Neurologist Krishnamoorthy Srinivas dies in Chennai aged 84

Dr Krishnamoorthy Srinivas
Dr Krishnamoorthy Srinivas

Chennai :

More than 50 years ago when many doctors were leaving India in search of green pastures, Dr Krishnamoorthy Srinivas returned home. The clinical neurologist, who had ensured free or subsidised but quality care for all his patients since then, breathed his last in a private hospital at Mylapore at 6.10am on Wednesday. He was 84.

“He went into coma on Sunday and never woke up,” said his son Dr Ennapadam S Krishnamoorthy, a neuropsychiatrist.

Senior doctors, patients, industrialists and several eminent people paid their last respects to Dr Srinivas who had always looked into his patients’ eyes and listened to them.

After landing in Chennai with three FRCPs and intensive training in Canada, Dr Srinivas worked in Voluntary Health Services, a hospital founded Dr K S Sanjeevi, and in the Public Health Centre at West Mambalam.

“I started my training in July 1959 at Montreal, Canada. Fifty-six years have passed since I entered neurology. Essentially, I am a clinical neurologist with interests in the welfare of patients, especially in patient care, in clinical diagnosis and teaching. I follow Sir William Osler’s obiter dictum—placing research after the above are done,” he wrote for a commentary in Neurology India journal in 2015.

Dr Srinivas belonged to the rare breed of doctors who encouraged patients to speak more in his consultation room.

One of his students, senior neurologist Dr AV Srinivasan recalled how he would tell his postgraduates. “Hurry, hurry, listen to the patient, he is giving us the diagnosis.”

He sent them for tests and prescribed medicines only if was convinced that they were necessary. “It is not that he did not believe in scans or other diagnostic tests. He used technology only to enhance his clinical skills,” Dr A V Srinivasan.

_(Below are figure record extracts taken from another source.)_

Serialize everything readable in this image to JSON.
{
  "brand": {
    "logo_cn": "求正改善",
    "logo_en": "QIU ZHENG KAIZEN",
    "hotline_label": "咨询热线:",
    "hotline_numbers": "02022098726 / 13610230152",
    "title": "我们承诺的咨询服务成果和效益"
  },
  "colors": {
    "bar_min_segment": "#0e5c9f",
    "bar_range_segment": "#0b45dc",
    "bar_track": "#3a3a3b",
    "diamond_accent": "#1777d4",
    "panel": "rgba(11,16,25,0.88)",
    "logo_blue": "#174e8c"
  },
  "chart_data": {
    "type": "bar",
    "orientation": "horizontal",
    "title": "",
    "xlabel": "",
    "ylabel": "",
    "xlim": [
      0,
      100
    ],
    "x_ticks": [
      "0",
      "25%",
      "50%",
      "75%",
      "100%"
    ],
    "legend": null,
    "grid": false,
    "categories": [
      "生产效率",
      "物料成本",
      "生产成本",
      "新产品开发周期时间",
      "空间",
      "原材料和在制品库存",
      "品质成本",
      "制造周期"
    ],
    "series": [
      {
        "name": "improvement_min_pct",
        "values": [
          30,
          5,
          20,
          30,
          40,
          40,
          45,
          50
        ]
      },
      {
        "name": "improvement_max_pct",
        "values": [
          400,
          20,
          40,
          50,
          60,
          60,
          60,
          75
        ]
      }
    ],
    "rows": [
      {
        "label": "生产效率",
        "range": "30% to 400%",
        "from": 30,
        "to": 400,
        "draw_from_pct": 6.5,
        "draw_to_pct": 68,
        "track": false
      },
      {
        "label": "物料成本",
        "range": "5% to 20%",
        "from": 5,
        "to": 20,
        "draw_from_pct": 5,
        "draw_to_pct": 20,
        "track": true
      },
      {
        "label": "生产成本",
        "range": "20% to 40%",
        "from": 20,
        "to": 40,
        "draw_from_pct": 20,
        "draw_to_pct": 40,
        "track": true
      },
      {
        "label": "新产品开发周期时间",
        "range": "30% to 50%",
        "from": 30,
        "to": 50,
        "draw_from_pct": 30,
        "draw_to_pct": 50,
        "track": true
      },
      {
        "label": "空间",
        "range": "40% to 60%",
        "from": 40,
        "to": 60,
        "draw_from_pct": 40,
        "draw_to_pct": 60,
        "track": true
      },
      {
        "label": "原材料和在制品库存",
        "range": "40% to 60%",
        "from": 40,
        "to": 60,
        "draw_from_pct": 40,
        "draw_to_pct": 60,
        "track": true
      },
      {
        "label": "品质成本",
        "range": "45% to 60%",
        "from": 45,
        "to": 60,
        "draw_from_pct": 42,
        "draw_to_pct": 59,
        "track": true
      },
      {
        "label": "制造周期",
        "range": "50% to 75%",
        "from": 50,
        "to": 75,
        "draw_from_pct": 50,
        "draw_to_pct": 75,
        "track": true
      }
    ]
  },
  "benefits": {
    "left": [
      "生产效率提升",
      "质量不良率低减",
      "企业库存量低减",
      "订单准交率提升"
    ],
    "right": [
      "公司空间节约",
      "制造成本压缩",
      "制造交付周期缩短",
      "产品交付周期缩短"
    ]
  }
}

Though research came last, he has authored several papers in peer reviewed journals. He loved teaching and worked as an honorary professor at the Madras Medical College and in several other medical colleges.
He set up the Institute of Neurological Sciences at the VHS and brought eminent scholars in neurology to speak on fascinating topics such of the brain and mind that would interest not just doctors, but members of the public as well.

On Wednesday, as he bid adieu, one of his patients, 74-year-old R Venkatraman, said, “His work is done. He may now rest forever.”

The last rites will be held in the Mylapore crematorium at 5pm.